Zimbabwe's President Robert Mugabe looks on during a rally marking Zimbabwe's 32nd independence anniversary celebrations in Harare April 18, 2012.REUTERS/Stringer (ZIMBABWE - Tags: POLITICS ANNIVERSARY) - RTR30W6H

Leaders of Zimbabwe’s ruling ZANU-PF party are meeting on Friday to draft a resolution to sack President Robert Mugabe.

A senior party source was quoted as saying the leaders will lay the ground for his impeachment on Tuesday if Mugabe refused to stand down.

“There is no going back,” the source told Reuters. “If he becomes stubborn, we will arrange for him to be fired on Sunday. When that is done, it’s impeachment on Tuesday.”

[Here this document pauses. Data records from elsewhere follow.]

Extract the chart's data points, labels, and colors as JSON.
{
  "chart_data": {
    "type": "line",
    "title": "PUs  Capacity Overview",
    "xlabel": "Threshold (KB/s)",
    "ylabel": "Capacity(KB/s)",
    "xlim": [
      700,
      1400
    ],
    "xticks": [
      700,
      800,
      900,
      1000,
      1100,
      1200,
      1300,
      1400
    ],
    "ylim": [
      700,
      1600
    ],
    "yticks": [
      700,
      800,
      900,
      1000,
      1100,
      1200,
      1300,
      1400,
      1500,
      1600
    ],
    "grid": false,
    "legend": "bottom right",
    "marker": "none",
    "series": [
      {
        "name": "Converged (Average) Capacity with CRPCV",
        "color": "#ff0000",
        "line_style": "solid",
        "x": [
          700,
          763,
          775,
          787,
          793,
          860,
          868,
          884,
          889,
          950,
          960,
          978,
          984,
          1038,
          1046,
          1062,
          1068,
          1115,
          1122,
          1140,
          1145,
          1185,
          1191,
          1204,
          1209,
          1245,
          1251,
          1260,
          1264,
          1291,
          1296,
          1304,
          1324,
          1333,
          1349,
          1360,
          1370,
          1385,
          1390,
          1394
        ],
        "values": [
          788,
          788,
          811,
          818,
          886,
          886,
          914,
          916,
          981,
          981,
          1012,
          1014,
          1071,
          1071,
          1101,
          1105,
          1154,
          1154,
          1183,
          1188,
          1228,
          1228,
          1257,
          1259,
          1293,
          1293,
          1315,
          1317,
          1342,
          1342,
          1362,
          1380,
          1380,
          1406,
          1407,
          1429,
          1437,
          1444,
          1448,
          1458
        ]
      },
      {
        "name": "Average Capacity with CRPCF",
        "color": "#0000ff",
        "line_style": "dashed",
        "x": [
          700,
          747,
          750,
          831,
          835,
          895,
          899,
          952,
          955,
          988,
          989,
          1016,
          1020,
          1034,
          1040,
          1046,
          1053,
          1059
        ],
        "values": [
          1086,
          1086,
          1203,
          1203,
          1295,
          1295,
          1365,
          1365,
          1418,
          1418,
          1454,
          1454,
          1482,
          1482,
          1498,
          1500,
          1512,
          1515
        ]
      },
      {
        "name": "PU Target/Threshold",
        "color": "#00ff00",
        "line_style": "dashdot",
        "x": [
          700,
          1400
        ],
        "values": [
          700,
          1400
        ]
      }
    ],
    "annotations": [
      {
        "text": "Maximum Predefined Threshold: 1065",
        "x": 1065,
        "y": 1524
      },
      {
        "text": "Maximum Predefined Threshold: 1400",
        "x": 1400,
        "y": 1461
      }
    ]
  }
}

Zimbabwe’s military said it was engaging Mugabe in talks on the way forward for the country and that it would advise the nation on the outcome as soon as possible.

The military added in a statement broadcast on Zimbabwean television that it had made “significant progress” in its operation targeting “criminals” around Mugabe.

Zimbabwe opposition leader Morgan Tsvangirai on Thursday urged Mugabe to resign in the interest of the country.

Mugabe had maintained that he is Zimbabwe’s only legitimate ruler and failed to embrace mediation by a Catholic priest to allow him have a graceful exit.

“In the interest of the people, Robert Mugabe must resign and step down immediately,” said Tsvangirai, leader of the Movement for Democratic Change.

Earlier, the political opposition in Zimbabwe called for the intermediate installation of an interim government, a day after a surprise military takeover.

“At the moment the transitional government is the best way to go,” said Douglas Mwonzora, secretary-general of Morgan Tsvangirai’s MDC-T party.

“We back the military move but the country should quickly go back a constitutional government.”

Officials from the Southern African Development Community were also meeting in Botswana’s capital Gaborone on Thursday to discuss the situation in Zimbabwe.

“What is needed is an inclusive government to run the affairs of Zimbabwe until a time it is right to have elections,” said Didymus Mutasa, a longtime minister in Mugabe’s government, who was fired in 2014 for backing Joice Mujuru as the president’s successor.